There were also reports that in the well spread out archipelago of 350,000 people Gayoom loyalists comprising of political leaders, bureaucrats and even some members of the judiciary had coagulated to pose difficulties to the President and the ruling Party, Maldivian Democratic Party (MDP). Allegations of corruption against the former leadership were rampant with mention of foreign bank accounts. Gayoom supporters are also accused of despatching a team to lobby support abroad including in UK and Sri Lanka.
The crisis intensified when the Maldives National Defence Force (MNDF) deployed armed personnel on July 14 taking Abdulla Yamin President of People’s Alliance (PA) and MP from Mulaku in protective custody away to Aarah Island after violent clashes between government and opposition supporters outside his home. Yamin was earlier arrested by police on charges of treason and bribery of parliamentarians. But the Supreme Court released the MP overruling a High Court warrant to hold him in 15 days house arrest.
President Nasheed claimed that he could not “take a risk on the safety of a political figure,” and therefore the custody of Mr Yamin half-brother of former President Maumoon Abdul Gayoom was necessary. Jumhoree Party (JP) MP Gasim Ibrahim, a high-profile businessman thought to be one of the wealthiest men in the Maldives and Deputy Speaker of the Majlis and PA Deputy leader Ahmed Nazim is also facing allegations of corruption concerning the judiciary, along with ruling party MP Mohamed Musthafa. They were however released by a criminal court ruling that current evidence was insufficient to warrant their detention.

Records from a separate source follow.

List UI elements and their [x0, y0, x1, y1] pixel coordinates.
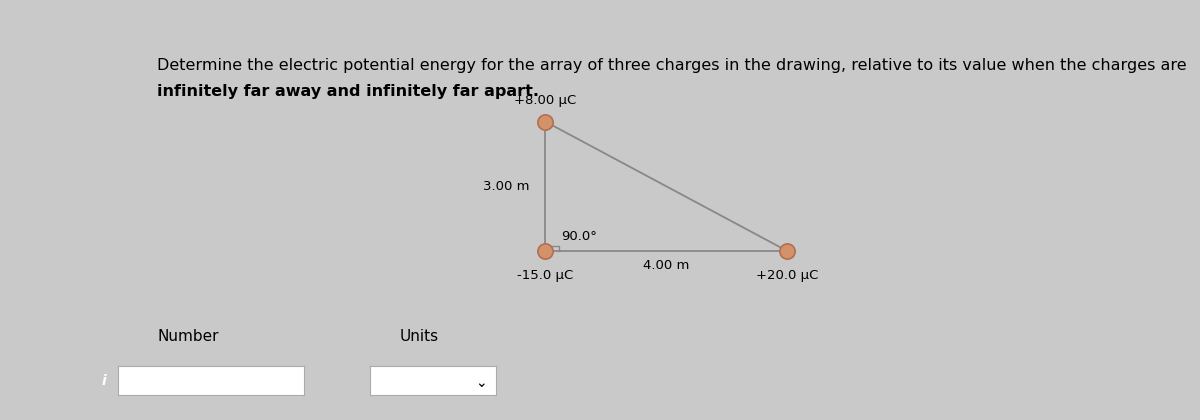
Text: ⌄: ⌄ — [475, 376, 486, 390]
Text: Number: Number — [157, 329, 218, 344]
Text: i: i — [102, 374, 107, 388]
Text: 3.00 m: 3.00 m — [482, 180, 529, 193]
Text: +8.00 μC: +8.00 μC — [514, 94, 576, 107]
Text: infinitely far away and infinitely far apart.: infinitely far away and infinitely far a… — [157, 84, 540, 100]
Text: 4.00 m: 4.00 m — [643, 259, 689, 272]
Text: Determine the electric potential energy for the array of three charges in the dr: Determine the electric potential energy … — [157, 58, 1187, 74]
Text: -15.0 μC: -15.0 μC — [517, 269, 574, 282]
Text: +20.0 μC: +20.0 μC — [756, 269, 818, 282]
Text: 90.0°: 90.0° — [562, 230, 596, 243]
Text: Units: Units — [400, 329, 438, 344]
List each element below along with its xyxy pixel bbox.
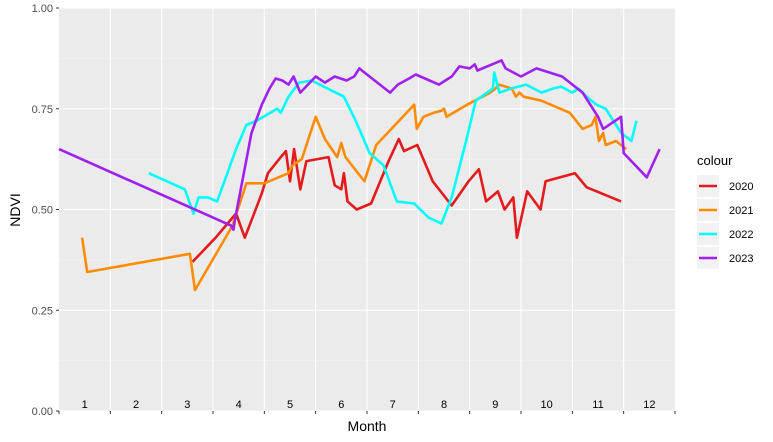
y-tick-label: 0.25 [32, 305, 53, 317]
y-axis-title: NDVI [7, 193, 23, 226]
legend-label-2020: 2020 [729, 181, 753, 193]
month-label: 5 [287, 399, 293, 411]
month-label: 8 [441, 399, 447, 411]
x-axis-ticks [58, 411, 676, 414]
series-line-2023 [58, 59, 661, 231]
legend: colour 2020 2021 2022 2023 [697, 153, 753, 269]
month-label: 12 [643, 399, 655, 411]
month-label: 2 [133, 399, 139, 411]
series-lines [58, 59, 661, 292]
month-label: 4 [236, 399, 242, 411]
x-axis-title: Month [348, 418, 387, 434]
legend-label-2023: 2023 [729, 253, 753, 265]
grid-lines [59, 7, 675, 412]
month-label: 10 [541, 399, 553, 411]
y-tick-label: 1.00 [32, 3, 53, 15]
month-labels: 1 2 3 4 5 6 7 8 9 10 11 12 [82, 399, 656, 411]
y-tick-label: 0.50 [32, 205, 53, 217]
y-tick-label: 0.00 [32, 406, 53, 418]
month-label: 11 [592, 399, 603, 411]
legend-title: colour [697, 153, 733, 168]
month-label: 1 [82, 399, 88, 411]
month-label: 7 [390, 399, 396, 411]
series-line-2022 [148, 71, 638, 225]
month-label: 6 [338, 399, 344, 411]
month-label: 3 [184, 399, 190, 411]
series-line-2021 [80, 83, 628, 292]
legend-items: 2020 2021 2022 2023 [697, 175, 753, 269]
y-axis-ticks: 0.00 0.25 0.50 0.75 1.00 [32, 3, 59, 418]
legend-label-2022: 2022 [729, 229, 753, 241]
series-line-2020 [191, 137, 622, 263]
y-tick-label: 0.75 [32, 104, 53, 116]
legend-label-2021: 2021 [729, 205, 753, 217]
month-label: 9 [492, 399, 498, 411]
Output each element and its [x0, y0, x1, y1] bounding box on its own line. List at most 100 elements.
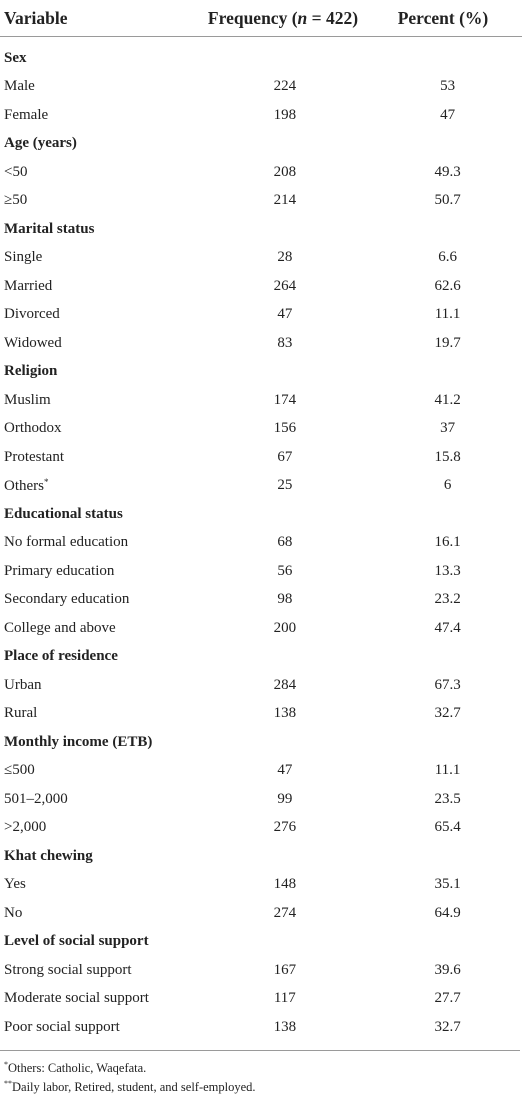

Apart from a possible backlash from Gayoom loyalists who are alleged to be in all components of the state, the problems in Maldives arise from the presidential system. The presidential system is more prone to executive-legislative conflicts when two different parties, one holding power and another are in majority in the parliament. This leads to possible conflicts such as delays in legislation such as tax bills, posing no confidence motions, blocking welfare provisions which are seen to provide benefit to the ruling party led government and so on.
Continuance of political unrest in the country is reminiscent of other states which are making a transition to electoral democracy with the balance between the government and the parliament skewed as the country had opted for a Presidential system complicating the equations as the opposition DRP is in control of the Parliament and requires to pass all laws before these can be put into practice including the approval of the cabinet members.Is Maldives the most fledgling democracy in South Asia likely to go the way of political contests in other states such as Nepal and Bangladesh remains to be seen, for a constitutional crisis that arose in the beginning of the July has now been prolonged and may create the threat of subversion of the entire system and therefore there is a need for early resolution of the impasse?